BlockBeats News, June 8 — Driven by strong non-farm payroll data and a warming of expectations that the Federal Reserve will raise interest rates this year, the Nasdaq plunged 4.2% last Friday. The semiconductor sector led the decline, spurring volatility across global markets. However, Wall Street institutions such as Morgan Stanley and Citigroup believe this adjustment is a healthy correction and does not mean that the bull market has ended.
Morgan Stanley’s Chief U.S. Equities Strategist Mike Wilson said that the main driver of this round of selling is largely the semiconductor sector’s outsized gains earlier on and crowded trading. The Philadelphia Semiconductor Index has risen nearly 96% year-to-date, significantly deviating from its historical average and showing clear signs of being overbought. He believes the current pullback helps cool market sentiment, but it will not undermine the U.S. economy and corporate earnings fundamentals.
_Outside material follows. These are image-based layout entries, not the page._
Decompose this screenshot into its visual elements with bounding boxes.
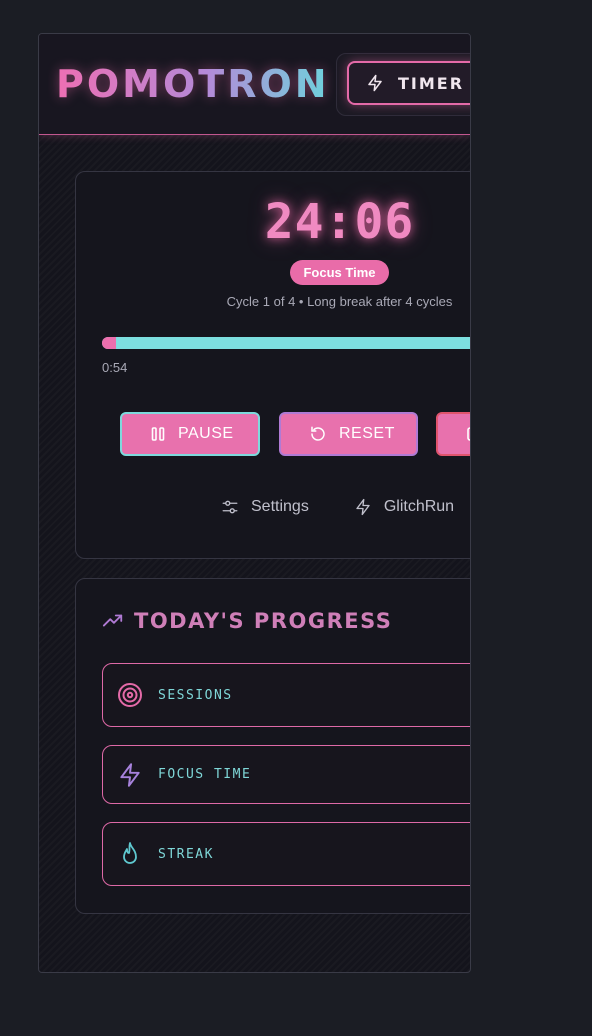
cycle-info: Cycle 1 of 4 • Long break after 4 cycles: [226, 294, 453, 309]
progress-heading: TODAY'S PROGRESS: [102, 609, 392, 633]
timer-nav-button[interactable]: TIMER: [347, 61, 470, 105]
lightning-icon: [366, 74, 384, 92]
stat-label: STREAK: [158, 846, 214, 862]
stat-sessions: SESSIONS: [102, 663, 470, 727]
pause-button[interactable]: PAUSE: [120, 412, 260, 456]
glitchrun-label: GlitchRun: [383, 498, 455, 515]
timer-display: 24:06: [264, 194, 415, 250]
timer-nav-label: TIMER: [398, 73, 465, 93]
app-window: POMOTRON TIMER 24:06 Focus Time Cycle 1 …: [38, 33, 471, 973]
reset-icon: [309, 425, 327, 443]
top-bar: POMOTRON TIMER: [39, 34, 470, 135]
reset-label: RESET: [339, 425, 395, 442]
glitchrun-link[interactable]: GlitchRun: [354, 498, 454, 516]
settings-link[interactable]: Settings: [221, 498, 309, 516]
footer-links: Settings GlitchRun: [221, 498, 454, 516]
reset-button[interactable]: RESET: [279, 412, 418, 456]
pause-icon: [150, 426, 166, 442]
flame-icon: [117, 841, 143, 867]
progress-bar-fill: [102, 337, 117, 349]
stat-label: SESSIONS: [158, 687, 233, 703]
elapsed-time: 0:54: [102, 360, 128, 375]
nav-group: TIMER: [336, 53, 470, 116]
mode-badge: Focus Time: [290, 260, 389, 285]
stat-label: FOCUS TIME: [158, 767, 252, 782]
skip-icon: [466, 426, 470, 442]
stat-streak: STREAK: [102, 822, 470, 886]
progress-title: TODAY'S PROGRESS: [134, 609, 393, 633]
stat-focus-time: FOCUS TIME: [102, 745, 470, 804]
sliders-icon: [221, 498, 239, 516]
progress-bar: [102, 337, 470, 349]
pause-label: PAUSE: [178, 425, 234, 442]
skip-button[interactable]: [436, 412, 470, 456]
progress-card: TODAY'S PROGRESS SESSIONS FOCUS TIME STR…: [75, 578, 470, 914]
lightning-icon: [354, 498, 372, 516]
app-logo: POMOTRON: [56, 62, 330, 106]
target-icon: [117, 682, 143, 708]
settings-label: Settings: [251, 498, 309, 515]
timer-card: 24:06 Focus Time Cycle 1 of 4 • Long bre…: [75, 171, 470, 559]
trending-up-icon: [102, 610, 124, 632]
lightning-icon: [117, 762, 143, 788]
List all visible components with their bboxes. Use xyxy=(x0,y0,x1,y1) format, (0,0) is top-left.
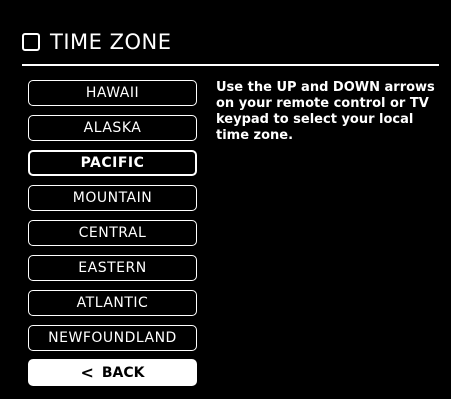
header: TIME ZONE xyxy=(22,30,171,54)
time-zone-screen: TIME ZONE HAWAII ALASKA PACIFIC MOUNTAIN CEN… xyxy=(0,0,451,399)
header-divider xyxy=(22,64,439,66)
time-zone-list: HAWAII ALASKA PACIFIC MOUNTAIN CENTRAL EASTER… xyxy=(28,80,197,360)
square-outline-icon xyxy=(22,33,40,51)
time-zone-option-central[interactable]: CENTRAL xyxy=(28,220,197,246)
time-zone-option-eastern[interactable]: EASTERN xyxy=(28,255,197,281)
time-zone-option-newfoundland[interactable]: NEWFOUNDLAND xyxy=(28,325,197,351)
back-button[interactable]: < BACK xyxy=(28,359,197,386)
time-zone-option-pacific[interactable]: PACIFIC xyxy=(28,150,197,176)
back-button-label: BACK xyxy=(101,364,145,381)
chevron-left-icon: < xyxy=(80,362,94,382)
page-title: TIME ZONE xyxy=(50,30,172,54)
time-zone-option-alaska[interactable]: ALASKA xyxy=(28,115,197,141)
time-zone-option-atlantic[interactable]: ATLANTIC xyxy=(28,290,197,316)
time-zone-option-mountain[interactable]: MOUNTAIN xyxy=(28,185,197,211)
instructions-text: Use the UP and DOWN arrows on your remot… xyxy=(216,80,435,143)
time-zone-option-hawaii[interactable]: HAWAII xyxy=(28,80,197,106)
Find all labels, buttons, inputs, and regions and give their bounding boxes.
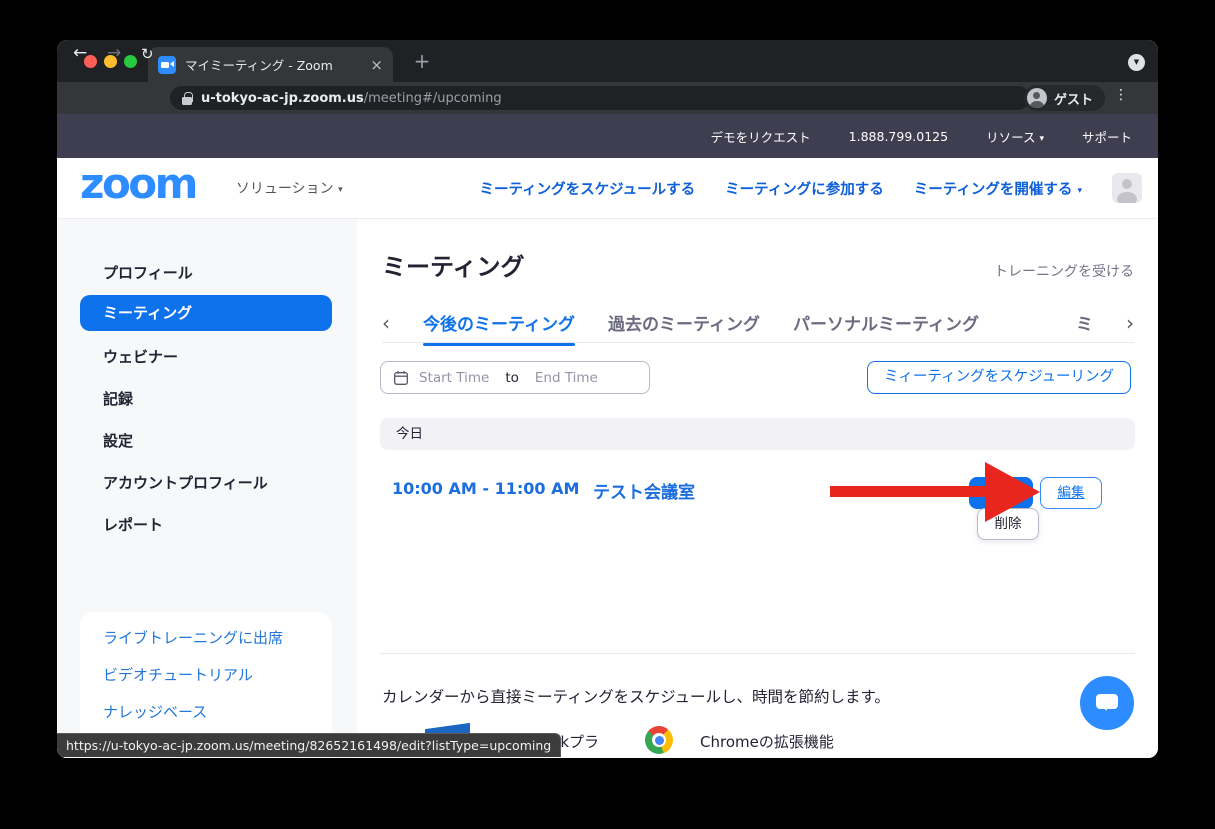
sidebar-item-account-profile[interactable]: アカウントプロフィール — [103, 472, 268, 493]
body-area: プロフィール ミーティング ウェビナー 記録 設定 アカウントプロフィール レポ… — [57, 219, 1158, 758]
start-time-input[interactable]: Start Time — [419, 370, 489, 386]
request-demo-link[interactable]: デモをリクエスト — [711, 127, 811, 146]
page-content: デモをリクエスト 1.888.799.0125 リソース ▾ サポート zoom… — [57, 114, 1158, 758]
section-divider — [380, 653, 1135, 654]
schedule-meeting-link[interactable]: ミーティングをスケジュールする — [480, 178, 696, 199]
tab-previous[interactable]: 過去のミーティング — [608, 310, 760, 335]
browser-menu-icon[interactable]: ⋮ — [1114, 87, 1128, 103]
chat-support-button[interactable] — [1080, 676, 1134, 730]
tab-search-icon[interactable]: ▼ — [1128, 54, 1145, 71]
chrome-icon — [645, 726, 673, 754]
maximize-window-button[interactable] — [124, 55, 137, 68]
video-tutorials-link[interactable]: ビデオチュートリアル — [103, 664, 253, 685]
get-training-link[interactable]: トレーニングを受ける — [994, 261, 1134, 281]
guest-label: ゲスト — [1054, 89, 1093, 108]
support-link[interactable]: サポート — [1082, 127, 1132, 146]
tab-truncated[interactable]: ミ — [1076, 310, 1093, 335]
tab-title: マイミーティング - Zoom — [185, 55, 364, 74]
to-label: to — [505, 370, 519, 386]
calendar-icon — [393, 370, 409, 386]
speech-bubble-icon — [1096, 694, 1118, 709]
calendar-promo-text: カレンダーから直接ミーティングをスケジュールし、時間を節約します。 — [382, 685, 890, 707]
chevron-down-icon: ▾ — [1077, 186, 1082, 196]
back-button[interactable]: ← — [73, 43, 87, 63]
chevron-right-icon[interactable]: › — [1126, 311, 1134, 335]
red-arrow-head — [985, 462, 1040, 522]
tab-close-icon[interactable]: × — [370, 56, 383, 74]
url-path: /meeting#/upcoming — [364, 91, 502, 106]
live-training-link[interactable]: ライブトレーニングに出席 — [103, 627, 283, 648]
sidebar-item-webinars[interactable]: ウェビナー — [103, 346, 178, 367]
address-bar[interactable]: u-tokyo-ac-jp.zoom.us /meeting#/upcoming — [170, 86, 1030, 110]
join-meeting-link[interactable]: ミーティングに参加する — [725, 178, 884, 199]
date-range-picker[interactable]: Start Time to End Time — [380, 361, 650, 394]
top-utility-bar: デモをリクエスト 1.888.799.0125 リソース ▾ サポート — [57, 114, 1158, 158]
solutions-menu[interactable]: ソリューション ▾ — [236, 178, 343, 198]
phone-number-link[interactable]: 1.888.799.0125 — [849, 129, 948, 144]
tab-personal[interactable]: パーソナルミーティング — [793, 310, 979, 335]
site-header: zoom ソリューション ▾ ミーティングをスケジュールする ミーティングに参加… — [57, 158, 1158, 219]
chevron-down-icon: ▾ — [1039, 134, 1044, 144]
sidebar-item-reports[interactable]: レポート — [103, 514, 163, 535]
knowledge-base-link[interactable]: ナレッジベース — [103, 701, 207, 722]
guest-profile-button[interactable]: ゲスト — [1024, 85, 1105, 111]
chrome-extension-link[interactable]: Chromeの拡張機能 — [700, 731, 834, 752]
browser-window: マイミーティング - Zoom × + ▼ ← → ↻ u-tokyo-ac-j… — [57, 40, 1158, 758]
sidebar-item-settings[interactable]: 設定 — [103, 430, 133, 451]
url-domain: u-tokyo-ac-jp.zoom.us — [201, 91, 364, 106]
resources-menu[interactable]: リソース ▾ — [986, 127, 1044, 146]
reload-button[interactable]: ↻ — [141, 45, 154, 63]
zoom-logo[interactable]: zoom — [80, 165, 196, 211]
main-content: ミーティング トレーニングを受ける ‹ 今後のミーティング 過去のミーティング … — [357, 219, 1158, 758]
meeting-tabs: ‹ 今後のミーティング 過去のミーティング パーソナルミーティング ミ › — [382, 303, 1134, 343]
sidebar-item-recordings[interactable]: 記録 — [103, 388, 133, 409]
end-time-input[interactable]: End Time — [535, 370, 598, 386]
guest-avatar-icon — [1027, 88, 1047, 108]
meeting-topic-link[interactable]: テスト会議室 — [593, 478, 695, 503]
chevron-down-icon: ▾ — [338, 185, 343, 195]
sidebar-item-meetings[interactable]: ミーティング — [80, 295, 332, 331]
sidebar-item-profile[interactable]: プロフィール — [103, 262, 193, 283]
user-avatar[interactable] — [1112, 173, 1142, 203]
zoom-favicon-icon — [158, 56, 176, 74]
schedule-meeting-button[interactable]: ミィーティングをスケジューリング — [867, 361, 1131, 394]
host-meeting-menu[interactable]: ミーティングを開催する ▾ — [914, 178, 1082, 199]
red-arrow-annotation — [830, 486, 990, 497]
date-group-header: 今日 — [380, 418, 1135, 450]
tab-upcoming[interactable]: 今後のミーティング — [423, 310, 575, 335]
sidebar: プロフィール ミーティング ウェビナー 記録 設定 アカウントプロフィール レポ… — [57, 219, 357, 758]
page-title: ミーティング — [382, 247, 525, 282]
browser-tab[interactable]: マイミーティング - Zoom × — [148, 47, 393, 82]
tab-strip: マイミーティング - Zoom × + ▼ — [57, 40, 1158, 82]
status-bar-url: https://u-tokyo-ac-jp.zoom.us/meeting/82… — [57, 733, 561, 757]
forward-button[interactable]: → — [107, 43, 121, 63]
new-tab-button[interactable]: + — [409, 48, 435, 74]
meeting-time: 10:00 AM - 11:00 AM — [392, 479, 579, 498]
lock-icon — [182, 92, 192, 105]
chevron-left-icon[interactable]: ‹ — [382, 311, 390, 335]
edit-button[interactable]: 編集 — [1040, 477, 1102, 509]
header-links: ミーティングをスケジュールする ミーティングに参加する ミーティングを開催する … — [480, 173, 1143, 203]
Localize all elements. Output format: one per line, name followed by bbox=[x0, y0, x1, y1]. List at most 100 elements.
Wilson noted that the U.S. ISM Manufacturing Index rose to 54, reaching the highest level since 2022. Meanwhile, the three-month average of non-farm employment added 166,000 jobs, and both figures indicate that economic resilience remains strong. His team maintains its year-end target of 8,000 for the S&P 500 Index, and recommends that investors reduce crowded momentum trades and shift to sectors such as consumer discretionary, regional banks, and transportation.
At the same time, Citigroup raised its S&P 500 target for end-2026 from 7,700 to 8,100, and increased its 2026 earnings-per-share forecast for S&P 500 constituent stocks from $320 to $350. For the first time, it also provided a forecast of $400 in earnings per share for 2027.
Citigroup believes that the AI investment boom and corporate earnings resilience will continue to support performance in U.S. stocks. However, it also warned that after 2027, the growth rate of AI capital expenditures may slow, at which point the market could face valuation adjustment pressures. Still, this risk has not yet become the core trading logic for the current market.